Areas for Improvement & Iteration

Areas for Improvement & Iteration

Areas for Improvement & Iteration

1. Action Clarity in Dense Screens

Some users hesitated when multiple actions were available at once.

What we learned:

  • Primary actions needed stronger visual hierarchy

  • Secondary actions needed clearer grouping


Design response:

  • Refined button hierarchy

  • Improved spacing and grouping of actions

  • Clearer labeling in review states

2. Notifications & Status Feedback

A few users wanted clearer confirmation of:

  • When changes were officially submitted

  • When approvals were completed


Design response:

  • Improved status indicators

  • Added clearer submission and approval feedback

  • Reinforced notifications for key moments

3. Discoverability of Comments

While comments were valued, some users didn’t notice them immediately.

Design response:

  • Stronger visual cues for existing comments

  • Clearer entry points for adding context

Overall Validation

Across sessions, participants consistently described the experience as:

  • Clear

  • Safer than current tools

  • Less stressful

  • More transparent


One participant summarized it best:
“This is worlds better than what we’re doing now.”

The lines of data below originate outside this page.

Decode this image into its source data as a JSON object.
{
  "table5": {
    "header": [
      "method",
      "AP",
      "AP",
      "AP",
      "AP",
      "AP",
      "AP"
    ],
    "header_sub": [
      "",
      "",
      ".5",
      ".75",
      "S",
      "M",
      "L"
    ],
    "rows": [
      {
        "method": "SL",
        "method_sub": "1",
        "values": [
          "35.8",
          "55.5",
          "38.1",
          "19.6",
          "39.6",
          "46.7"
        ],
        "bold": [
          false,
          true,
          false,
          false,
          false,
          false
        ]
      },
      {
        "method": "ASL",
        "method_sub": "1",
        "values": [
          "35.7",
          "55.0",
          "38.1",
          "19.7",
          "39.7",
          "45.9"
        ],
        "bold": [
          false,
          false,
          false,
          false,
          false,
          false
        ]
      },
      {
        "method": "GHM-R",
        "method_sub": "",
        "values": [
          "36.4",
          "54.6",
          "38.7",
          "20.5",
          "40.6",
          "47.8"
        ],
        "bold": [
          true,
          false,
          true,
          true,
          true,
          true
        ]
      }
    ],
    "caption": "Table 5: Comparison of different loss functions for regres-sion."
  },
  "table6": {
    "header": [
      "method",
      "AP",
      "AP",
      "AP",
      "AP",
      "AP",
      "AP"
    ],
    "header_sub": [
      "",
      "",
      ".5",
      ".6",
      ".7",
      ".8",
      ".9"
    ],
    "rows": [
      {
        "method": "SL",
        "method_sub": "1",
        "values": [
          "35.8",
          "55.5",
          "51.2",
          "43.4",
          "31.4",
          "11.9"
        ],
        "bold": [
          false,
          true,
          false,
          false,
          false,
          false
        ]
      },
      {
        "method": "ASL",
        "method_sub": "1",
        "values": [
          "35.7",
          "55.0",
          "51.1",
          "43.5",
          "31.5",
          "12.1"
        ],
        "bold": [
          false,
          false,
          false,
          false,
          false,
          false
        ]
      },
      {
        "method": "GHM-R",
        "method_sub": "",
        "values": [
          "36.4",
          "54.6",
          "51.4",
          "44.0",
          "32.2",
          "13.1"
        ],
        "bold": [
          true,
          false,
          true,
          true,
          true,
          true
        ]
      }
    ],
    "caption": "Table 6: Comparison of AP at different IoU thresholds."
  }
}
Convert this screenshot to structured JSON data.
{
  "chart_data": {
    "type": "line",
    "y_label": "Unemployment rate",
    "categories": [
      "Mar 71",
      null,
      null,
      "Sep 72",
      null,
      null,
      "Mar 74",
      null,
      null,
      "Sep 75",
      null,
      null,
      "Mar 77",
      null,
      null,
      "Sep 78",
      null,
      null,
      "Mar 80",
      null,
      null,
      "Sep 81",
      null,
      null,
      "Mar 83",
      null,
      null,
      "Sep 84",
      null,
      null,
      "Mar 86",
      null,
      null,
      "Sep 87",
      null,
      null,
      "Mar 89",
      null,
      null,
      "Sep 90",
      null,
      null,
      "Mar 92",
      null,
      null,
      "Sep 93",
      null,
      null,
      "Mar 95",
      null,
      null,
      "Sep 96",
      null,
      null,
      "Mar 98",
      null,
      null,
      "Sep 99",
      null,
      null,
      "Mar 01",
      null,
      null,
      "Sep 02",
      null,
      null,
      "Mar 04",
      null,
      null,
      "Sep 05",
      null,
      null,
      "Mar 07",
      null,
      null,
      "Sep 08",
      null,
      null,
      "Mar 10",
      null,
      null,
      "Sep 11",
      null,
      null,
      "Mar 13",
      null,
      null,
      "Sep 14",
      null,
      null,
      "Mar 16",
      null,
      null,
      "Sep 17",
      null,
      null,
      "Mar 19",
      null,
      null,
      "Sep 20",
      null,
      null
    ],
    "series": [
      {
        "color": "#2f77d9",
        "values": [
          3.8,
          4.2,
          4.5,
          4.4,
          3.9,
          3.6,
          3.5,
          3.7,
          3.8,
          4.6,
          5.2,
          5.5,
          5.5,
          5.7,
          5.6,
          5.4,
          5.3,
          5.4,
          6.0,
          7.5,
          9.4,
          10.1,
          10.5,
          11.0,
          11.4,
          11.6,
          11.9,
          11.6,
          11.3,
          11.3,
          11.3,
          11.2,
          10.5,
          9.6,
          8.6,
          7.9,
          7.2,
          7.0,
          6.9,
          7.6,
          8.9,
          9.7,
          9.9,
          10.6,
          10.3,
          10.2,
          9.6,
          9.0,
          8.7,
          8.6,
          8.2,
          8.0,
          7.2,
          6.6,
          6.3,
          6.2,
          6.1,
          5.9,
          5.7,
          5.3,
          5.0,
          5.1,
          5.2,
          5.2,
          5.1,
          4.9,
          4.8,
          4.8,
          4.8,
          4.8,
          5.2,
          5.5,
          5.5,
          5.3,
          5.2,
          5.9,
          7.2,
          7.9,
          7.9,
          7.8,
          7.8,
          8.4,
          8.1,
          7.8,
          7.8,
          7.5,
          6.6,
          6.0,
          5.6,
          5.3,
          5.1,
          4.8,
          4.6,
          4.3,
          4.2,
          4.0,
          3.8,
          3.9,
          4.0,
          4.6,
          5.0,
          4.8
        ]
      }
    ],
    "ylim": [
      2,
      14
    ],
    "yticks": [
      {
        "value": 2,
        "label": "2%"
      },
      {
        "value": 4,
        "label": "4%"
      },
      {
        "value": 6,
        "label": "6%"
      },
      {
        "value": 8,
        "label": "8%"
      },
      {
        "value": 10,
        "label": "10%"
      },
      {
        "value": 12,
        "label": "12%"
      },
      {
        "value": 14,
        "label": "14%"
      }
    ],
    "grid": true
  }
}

This feedback reinforced that the feature successfully balanced flexibility with control — the core challenge of compensation workflows.

Learnings & Next Steps

Learnings & Next Steps

Learnings & Next Steps

Key Learnings

  • Familiar patterns lower fear in high-risk workflows

  • Visibility and auditability matter as much as speed

  • AI adds the most value when it explains, not decides

  • Small clarity issues become amplified in complex systems

What This Feature Unlocked

  • Foundation for benchmarking and budget planning

  • Future enhancements to approval workflows

  • Expanded use of AI for insights across performance and compensation

  • Strong positioning against competitors relying on manual processes

Final Takeaway

Designing compensation tools isn’t about moving faster — it’s about helping people make confident decisions.

By combining familiar interaction patterns, strong system safeguards, and carefully positioned AI assistance, this feature transforms a stressful, error-prone process into one that feels controlled, transparent, and trustworthy.